In these extreme environments, millions of times the mass of Earth exists in a volume of space no larger than a few kilometers in diameter. Now, let’s imagine that we’ve got a natural particle accelerator like a neutron star or a black hole, creating electric and magnetic fields that are unheard of on Earth. ( Credit: Earth: NASA/BlueEarth Milky Way: ESO/S.
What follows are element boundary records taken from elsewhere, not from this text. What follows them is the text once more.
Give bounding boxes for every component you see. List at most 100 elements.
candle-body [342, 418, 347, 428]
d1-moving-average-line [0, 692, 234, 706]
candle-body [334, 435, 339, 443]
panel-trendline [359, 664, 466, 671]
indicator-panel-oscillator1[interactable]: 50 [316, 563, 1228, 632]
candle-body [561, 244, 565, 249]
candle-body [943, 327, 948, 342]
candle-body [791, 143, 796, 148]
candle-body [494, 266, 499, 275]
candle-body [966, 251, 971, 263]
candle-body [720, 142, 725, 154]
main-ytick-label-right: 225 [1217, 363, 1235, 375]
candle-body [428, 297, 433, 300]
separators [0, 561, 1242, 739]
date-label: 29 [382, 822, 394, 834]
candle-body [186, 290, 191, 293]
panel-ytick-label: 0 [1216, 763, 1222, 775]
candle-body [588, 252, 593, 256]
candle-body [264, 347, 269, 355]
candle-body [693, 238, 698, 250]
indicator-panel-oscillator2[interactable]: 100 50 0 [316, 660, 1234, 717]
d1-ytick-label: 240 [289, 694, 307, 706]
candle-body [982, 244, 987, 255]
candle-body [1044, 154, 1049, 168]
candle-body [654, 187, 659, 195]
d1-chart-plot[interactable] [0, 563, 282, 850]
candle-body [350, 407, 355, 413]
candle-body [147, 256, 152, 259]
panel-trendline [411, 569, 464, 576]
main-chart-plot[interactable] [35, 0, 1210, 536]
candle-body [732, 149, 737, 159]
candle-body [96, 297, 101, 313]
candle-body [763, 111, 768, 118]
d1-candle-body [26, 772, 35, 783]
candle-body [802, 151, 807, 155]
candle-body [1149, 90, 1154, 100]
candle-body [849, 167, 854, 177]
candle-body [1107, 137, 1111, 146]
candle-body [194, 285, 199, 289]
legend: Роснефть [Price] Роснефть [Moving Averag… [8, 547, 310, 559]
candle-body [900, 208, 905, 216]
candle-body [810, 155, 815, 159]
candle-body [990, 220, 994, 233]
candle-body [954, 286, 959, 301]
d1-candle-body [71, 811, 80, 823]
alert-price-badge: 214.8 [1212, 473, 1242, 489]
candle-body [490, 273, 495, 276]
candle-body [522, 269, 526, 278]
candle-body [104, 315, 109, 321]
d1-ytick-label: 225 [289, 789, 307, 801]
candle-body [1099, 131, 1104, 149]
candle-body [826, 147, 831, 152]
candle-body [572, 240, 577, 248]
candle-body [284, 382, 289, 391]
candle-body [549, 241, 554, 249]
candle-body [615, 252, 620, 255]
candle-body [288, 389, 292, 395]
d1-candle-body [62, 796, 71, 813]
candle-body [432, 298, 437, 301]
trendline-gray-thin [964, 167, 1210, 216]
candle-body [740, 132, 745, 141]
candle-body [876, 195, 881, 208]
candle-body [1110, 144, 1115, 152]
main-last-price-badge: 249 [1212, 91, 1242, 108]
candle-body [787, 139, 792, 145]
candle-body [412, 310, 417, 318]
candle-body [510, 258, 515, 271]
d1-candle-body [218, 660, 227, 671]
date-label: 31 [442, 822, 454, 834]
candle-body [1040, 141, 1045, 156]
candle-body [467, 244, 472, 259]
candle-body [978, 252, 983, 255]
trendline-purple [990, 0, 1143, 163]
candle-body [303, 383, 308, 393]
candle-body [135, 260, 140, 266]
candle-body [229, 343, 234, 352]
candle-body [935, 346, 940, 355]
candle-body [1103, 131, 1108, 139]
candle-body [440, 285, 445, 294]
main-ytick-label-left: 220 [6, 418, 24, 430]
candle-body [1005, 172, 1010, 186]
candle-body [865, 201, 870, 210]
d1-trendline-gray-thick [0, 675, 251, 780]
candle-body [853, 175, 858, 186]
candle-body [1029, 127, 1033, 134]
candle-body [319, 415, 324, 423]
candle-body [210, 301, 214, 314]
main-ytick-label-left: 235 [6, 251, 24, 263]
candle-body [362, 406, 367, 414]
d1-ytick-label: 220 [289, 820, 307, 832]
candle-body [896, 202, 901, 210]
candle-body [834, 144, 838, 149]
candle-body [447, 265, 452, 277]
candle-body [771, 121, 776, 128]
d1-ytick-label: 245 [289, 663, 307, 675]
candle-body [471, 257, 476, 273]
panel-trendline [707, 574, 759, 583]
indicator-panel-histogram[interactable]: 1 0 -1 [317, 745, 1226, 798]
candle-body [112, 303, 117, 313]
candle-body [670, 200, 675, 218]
Once the energy from cosmic particle/photon collisions exceed a certain threshold, the cosmic particles will begin to lose energy as a function of the energy in the center-of-momentum frame. When cosmic particles travel through intergalactic space, they cannot avoid the leftover photons from the Big Bang: the cosmic microwave background. Here’s what truly limits our motion through space. Rather than the speed of light, the actual speed limit of particles is below that: set by what we call the GZK cutoff. While the Universe is capable of imparting far more energy to particles through natural accelerators - like neutron stars and black holes - than we can ever give them on Earth, even at state-of-the-art machines like CERN’s Large Hadron Collider, the fact that “the vacuum of space” isn’t a perfect vacuum is far more limiting than we often care to admit. Since the total amount of energy in the Universe is finite, but the energy required for a massive particle to reach the speed of light is infinite, it can never get there.īut in our real-life Universe - not the idealized “toy” version we play with in our heads - we don’t simply have arbitrary amounts of energy to give to particles, and we also have to accept that they’re traveling through the space that actually exists, rather than what we imagine as a complete, perfect vacuum. No matter how much energy you manage to add into the particle in question, you can only get it to approach the speed of light - it will never reach it. As you add progressively more kinetic energy and momentum to your particle, it will travel through space more quickly, approaching the ultimate cosmic speed limit: the speed of light. If you want to travel as fast as you can through the Universe, your best bet is to pump as much energy as possible into as small a mass as you can find.